The protective MBR area exists on a GPT partition layout for backward compatibility with disk management utilities that operate on MBR. The GPT header defines the range of logical block addresses that are usable by partition entries. The GPT header also defines its location on the disk, its GUID, and a 32-bit cyclic redundancy check (CRC32) checksum that is used to verify the integrity of the GPT header. Each GUID partition entry begins with a partition type GUID. The 16-byte partition type GUID, which is similar to a System ID in the partition table of an MBR disk, identifies the type of data that the partition contains and identifies how the partition is used, for example if it is a basic disk or a dynamic disk. Note that each GUID partition entry has a backup copy.
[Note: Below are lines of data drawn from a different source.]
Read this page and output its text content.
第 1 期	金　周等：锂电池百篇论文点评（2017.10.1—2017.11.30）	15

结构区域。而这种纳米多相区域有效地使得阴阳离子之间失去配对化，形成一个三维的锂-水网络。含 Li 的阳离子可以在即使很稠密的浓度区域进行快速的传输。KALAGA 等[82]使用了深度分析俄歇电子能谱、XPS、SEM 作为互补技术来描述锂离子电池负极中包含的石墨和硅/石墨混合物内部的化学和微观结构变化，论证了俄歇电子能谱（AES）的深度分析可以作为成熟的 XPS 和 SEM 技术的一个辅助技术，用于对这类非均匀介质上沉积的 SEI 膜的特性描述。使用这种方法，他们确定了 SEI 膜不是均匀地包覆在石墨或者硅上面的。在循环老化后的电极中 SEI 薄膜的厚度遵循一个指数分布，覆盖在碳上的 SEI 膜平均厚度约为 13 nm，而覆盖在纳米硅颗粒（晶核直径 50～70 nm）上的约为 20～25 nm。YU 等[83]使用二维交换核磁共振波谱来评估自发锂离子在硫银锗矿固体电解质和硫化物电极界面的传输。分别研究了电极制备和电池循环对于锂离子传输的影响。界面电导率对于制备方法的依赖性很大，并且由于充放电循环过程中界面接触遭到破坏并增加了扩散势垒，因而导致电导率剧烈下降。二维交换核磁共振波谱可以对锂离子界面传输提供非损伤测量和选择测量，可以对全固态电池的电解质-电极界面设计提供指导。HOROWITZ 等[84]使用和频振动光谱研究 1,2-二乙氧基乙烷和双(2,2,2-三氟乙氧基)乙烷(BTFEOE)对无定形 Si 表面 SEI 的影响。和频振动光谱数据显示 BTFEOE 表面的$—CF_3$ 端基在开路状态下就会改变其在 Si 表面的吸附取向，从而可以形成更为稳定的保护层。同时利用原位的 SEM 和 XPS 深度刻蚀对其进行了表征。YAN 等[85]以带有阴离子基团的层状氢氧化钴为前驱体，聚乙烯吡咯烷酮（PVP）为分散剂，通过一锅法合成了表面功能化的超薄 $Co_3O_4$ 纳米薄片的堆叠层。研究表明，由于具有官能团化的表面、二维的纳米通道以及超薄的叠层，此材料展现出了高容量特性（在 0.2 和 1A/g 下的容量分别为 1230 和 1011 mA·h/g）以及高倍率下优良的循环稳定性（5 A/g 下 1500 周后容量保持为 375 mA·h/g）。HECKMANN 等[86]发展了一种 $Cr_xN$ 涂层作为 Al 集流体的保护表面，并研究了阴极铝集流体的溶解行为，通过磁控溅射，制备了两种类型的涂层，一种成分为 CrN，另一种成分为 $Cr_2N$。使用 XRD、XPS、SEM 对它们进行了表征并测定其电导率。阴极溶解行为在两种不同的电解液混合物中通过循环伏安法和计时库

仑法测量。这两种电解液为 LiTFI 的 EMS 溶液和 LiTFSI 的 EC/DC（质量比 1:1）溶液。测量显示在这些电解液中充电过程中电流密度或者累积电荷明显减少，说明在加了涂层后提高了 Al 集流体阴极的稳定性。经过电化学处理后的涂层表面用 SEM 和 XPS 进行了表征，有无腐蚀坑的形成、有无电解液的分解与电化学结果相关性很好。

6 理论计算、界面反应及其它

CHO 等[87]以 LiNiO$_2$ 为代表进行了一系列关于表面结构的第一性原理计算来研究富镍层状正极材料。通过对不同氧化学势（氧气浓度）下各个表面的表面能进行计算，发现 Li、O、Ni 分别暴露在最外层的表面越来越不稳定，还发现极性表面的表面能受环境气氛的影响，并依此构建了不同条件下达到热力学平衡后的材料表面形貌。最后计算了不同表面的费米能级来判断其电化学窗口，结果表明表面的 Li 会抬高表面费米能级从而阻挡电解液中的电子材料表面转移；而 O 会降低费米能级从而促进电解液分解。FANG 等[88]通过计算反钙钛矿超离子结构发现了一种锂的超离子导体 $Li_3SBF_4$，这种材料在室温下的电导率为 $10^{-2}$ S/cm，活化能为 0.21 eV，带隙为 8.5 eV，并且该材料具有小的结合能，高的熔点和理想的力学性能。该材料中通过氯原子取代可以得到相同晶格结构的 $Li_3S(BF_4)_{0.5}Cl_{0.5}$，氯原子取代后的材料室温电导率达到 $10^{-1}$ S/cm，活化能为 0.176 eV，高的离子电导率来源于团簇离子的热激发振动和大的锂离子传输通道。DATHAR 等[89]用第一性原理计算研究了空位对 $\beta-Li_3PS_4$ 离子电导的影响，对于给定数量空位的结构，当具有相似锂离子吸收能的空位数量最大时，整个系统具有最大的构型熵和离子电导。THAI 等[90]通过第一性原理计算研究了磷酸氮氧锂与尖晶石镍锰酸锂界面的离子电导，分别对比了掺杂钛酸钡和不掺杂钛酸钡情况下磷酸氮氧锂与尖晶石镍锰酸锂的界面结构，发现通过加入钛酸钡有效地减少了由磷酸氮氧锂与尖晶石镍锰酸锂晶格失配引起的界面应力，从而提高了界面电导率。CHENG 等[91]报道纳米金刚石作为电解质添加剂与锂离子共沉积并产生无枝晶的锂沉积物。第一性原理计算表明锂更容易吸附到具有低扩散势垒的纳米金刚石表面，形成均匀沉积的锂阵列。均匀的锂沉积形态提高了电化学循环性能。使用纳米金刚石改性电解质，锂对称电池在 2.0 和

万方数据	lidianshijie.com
Dynamic disk GPT partition layouts looks similar to this basic disk example, but as stated previously have only one LDM partition entry rather than 1-n primary partitions as allowed on basic disks. There is also a hidden LDM database partition with a corresponding GUID partition entry for it. For more information on the LDM, see the Dynamic Disks section.
There is no specific function to programmatically detect the type of disk a particular file or directory is located on. There is an indirect method.
First, call GetVolumePathName. Then, call CreateFile to open the volume using the path. Next, use IOCTL_VOLUME_GET_VOLUME_DISK_EXTENTS with the volume handle to obtain the disk number and use the disk number to construct the disk path, such as “\\?\PhysicalDriveX“. Finally, use IOCTL_DISK_GET_DRIVE_LAYOUT_EX to obtain the partition list, and check the PartitionType for each entry in the partition list.